De concert avec Gilly, qui s'était emparé de Dorria, Charlet gagna Castellar de Nuc. L'attaque de ce bourg, a dit Dugommier, fut remarquable. Les habitants étaient de courageux contrebandiers qui bravaient jusqu'alors les efforts des Français et récemment dans l'expédition de Camprodon, l'adjudant-général Pellenc leur avait inutilement envoyé des bombes pendant quelques heures. Ils avaient sept retranchements formés les uns derrière les autres par des lignes de rochers dont la nature semblait avoir fait des parapets, et un bois très touffu assurait leur retraite. Leur bourg, entouré d'une muraille, comprenait trois parties séparées par une assez grosse rivière, et les maisons, celles du moins qui regardaient la campagne, étaient crénelées. Pour récompenser la résistance opiniâtre qu'ils avaient de tout temps opposée aux Français, le roi venait de leur donner un drapeau blanc aux armes de l'Espagne et une garnison de cent hommes qui protégeait tous les villages voisins. Charlet défendit à ses soldats de tirailler contre des gens qui visaient mieux qu'eux et à couvert. Les tambours battirent la charge, et les grenadiers et chasseurs s'élancèrent à l'assaut. Ils ne purent se saisir de ce fameux drapeau que les paysans, dit Charlet, arboraient avec tant d'emphase et qui fut plusieurs fois en danger ; mais, en moins d'une heure, ils enlevèrent les retranchements l'un après l'autre. Ils livrèrent aux flammes les maisons crénelées et tout ce qu'il était impossible d'emporter, caisses de munitions et dépôts de blé. Tout, écrivait Dugommier, a été détruit, renversé, et le décret de guerre à mort exécuté sur les Espagnols que l'on a pu atteindre. Charlet eut un mort et neuf blessés, au nombre desquels un capitaine de miquelets et le brave adjudant-général Porte. Comme toujours, le héros de Bellver payait de sa personne ; il eut son cheval tué sous lui et reçut un coup de baïonnette à la jambe et une balle à la cuisse droite[19].

 

 

 



[1] Dugommier au Comité, 8 juin (A. G.).

[2] Doppet, Mém., 293, 303. — Dugommier à Doppet, 21 et 23 mai (A. G.).

[3] Lamer à Probst et Dugommier à Augereau, 5 juin (A. G.).

[4] Dugommier à Doppet, 10 juin (A. G.) ; — Cf. Doppet, Mém., 345. — Mais, en échange des Allobroges, Doppet dut céder à la division Augereau trois bataillons, le 8e du Bec d'Ambez, le 5e du Lot, et le 1er des Hautes-Alpes.

[5] Rapport de Charlet au Comité, 21 août (A. G.) ; — Fervel, II, 122.

[6] Cf. le rapport et les Mémoires de Doppet, et Fervel, II, 115-125.

[7] Dugommier à Chaudron-Roussau et à Augereau, 19 juin ; à Augereau, 20 juin (A. G.).

[8] Rapport de l'expédition de Besalu (A. G.).

[9] Dugommier au Comité, 21 juin (A. G.) ; — cf. Pineau, 511-514.

[10] Doppet, Mém., 294, 344, 359 ; — Dugommier à Doppet, 24 août, et aux représentants, 14 sept. (A. G.).

[11] Dugommier à Charlet, 26 juin (A. G.).

[12] Dugommier au Comité, 11 sept., et aux administrateurs de l'Ariège, 23 sept. (A. G.).

[13] Dugommier au Comité, 12 mai et 24 juin, à Charlet, 26 juin (A. G.) ; — cf. le P. Delbrel, loc. cit., septembre, p. 60.

[14] Augereau aux représentants, 25 et 26 juillet, 4 août ; — Arrêté des représentants, 26 juillet (A. G.).

[15] Rec. Aulard, XIV, 604 ; — Doppet, Mém., 299, 365.

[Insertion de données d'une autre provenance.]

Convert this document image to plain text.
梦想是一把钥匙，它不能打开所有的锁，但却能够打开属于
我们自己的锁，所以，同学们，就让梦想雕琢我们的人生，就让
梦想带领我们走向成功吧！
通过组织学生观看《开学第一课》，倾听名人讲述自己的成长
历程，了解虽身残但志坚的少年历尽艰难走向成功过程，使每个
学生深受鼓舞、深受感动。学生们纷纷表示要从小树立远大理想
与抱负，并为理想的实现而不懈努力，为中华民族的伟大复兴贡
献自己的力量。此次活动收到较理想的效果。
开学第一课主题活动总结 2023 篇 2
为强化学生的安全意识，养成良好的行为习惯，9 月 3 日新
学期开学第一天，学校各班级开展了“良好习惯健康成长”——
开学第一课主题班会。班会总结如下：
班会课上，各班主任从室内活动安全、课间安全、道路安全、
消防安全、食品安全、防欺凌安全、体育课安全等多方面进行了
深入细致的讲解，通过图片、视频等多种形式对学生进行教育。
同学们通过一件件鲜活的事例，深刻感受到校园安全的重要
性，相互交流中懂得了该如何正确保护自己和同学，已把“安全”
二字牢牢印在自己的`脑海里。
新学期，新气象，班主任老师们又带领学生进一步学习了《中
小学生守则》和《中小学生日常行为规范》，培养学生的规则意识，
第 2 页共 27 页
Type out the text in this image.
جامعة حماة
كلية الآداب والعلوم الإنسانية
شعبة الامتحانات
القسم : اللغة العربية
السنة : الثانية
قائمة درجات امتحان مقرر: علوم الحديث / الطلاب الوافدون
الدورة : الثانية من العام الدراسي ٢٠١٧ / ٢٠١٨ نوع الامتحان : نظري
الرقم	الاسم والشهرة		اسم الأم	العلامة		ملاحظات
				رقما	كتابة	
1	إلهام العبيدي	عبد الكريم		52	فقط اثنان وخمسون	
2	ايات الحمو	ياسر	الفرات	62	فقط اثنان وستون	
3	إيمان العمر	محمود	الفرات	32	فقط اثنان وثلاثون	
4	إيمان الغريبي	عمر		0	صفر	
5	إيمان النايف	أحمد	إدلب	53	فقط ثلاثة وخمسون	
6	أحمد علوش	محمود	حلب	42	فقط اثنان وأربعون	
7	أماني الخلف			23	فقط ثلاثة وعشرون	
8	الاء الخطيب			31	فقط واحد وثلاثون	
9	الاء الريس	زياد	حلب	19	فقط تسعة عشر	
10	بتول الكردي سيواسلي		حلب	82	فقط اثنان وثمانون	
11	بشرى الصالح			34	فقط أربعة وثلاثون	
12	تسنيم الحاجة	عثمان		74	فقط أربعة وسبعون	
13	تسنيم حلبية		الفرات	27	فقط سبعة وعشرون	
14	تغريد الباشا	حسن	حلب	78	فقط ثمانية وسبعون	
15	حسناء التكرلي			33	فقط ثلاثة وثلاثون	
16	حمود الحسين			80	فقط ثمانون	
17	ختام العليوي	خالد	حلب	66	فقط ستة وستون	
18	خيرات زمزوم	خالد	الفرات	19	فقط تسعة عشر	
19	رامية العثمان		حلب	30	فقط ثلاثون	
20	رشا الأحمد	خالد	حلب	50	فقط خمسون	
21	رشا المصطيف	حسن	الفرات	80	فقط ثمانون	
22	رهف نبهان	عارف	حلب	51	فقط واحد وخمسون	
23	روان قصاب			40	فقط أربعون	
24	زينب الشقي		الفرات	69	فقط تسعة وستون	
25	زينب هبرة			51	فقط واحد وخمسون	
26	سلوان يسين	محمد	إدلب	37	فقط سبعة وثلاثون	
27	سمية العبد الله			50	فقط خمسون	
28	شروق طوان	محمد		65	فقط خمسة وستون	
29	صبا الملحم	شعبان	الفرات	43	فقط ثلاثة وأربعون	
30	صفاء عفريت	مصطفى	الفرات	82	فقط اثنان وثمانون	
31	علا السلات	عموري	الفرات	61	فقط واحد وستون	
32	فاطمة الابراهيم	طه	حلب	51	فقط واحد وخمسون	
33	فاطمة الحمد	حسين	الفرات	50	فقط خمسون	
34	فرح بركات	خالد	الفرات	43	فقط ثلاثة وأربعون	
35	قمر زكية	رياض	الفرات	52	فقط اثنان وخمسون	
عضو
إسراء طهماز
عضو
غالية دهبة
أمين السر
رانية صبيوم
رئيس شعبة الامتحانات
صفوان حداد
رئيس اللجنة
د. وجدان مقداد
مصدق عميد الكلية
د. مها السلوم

[16] Belichon était de Carcassonne ; il donna sa démission en l'an V, puis reprit du service et, après avoir été grenadier près la représentation nationale, obtint sa retraite comme capitaine du 93e.

[17] Rapport de Porte à Charlet (A. G.) ; — Chrétien à Boutarel, 27 juin (A. G.) ; — Doppet, Mém., 342 :— Fervel, II, 126-131.

[18] Dugommier au Comité, 29 juin, et à Delbrel, 25 oct. (A. G.).

[19] Charlet aux représentants, 24 oct. et 2 nov. ; — Dugommier au Comité, 2 nov. (A. G.) ; — Fervel, II, 316-317.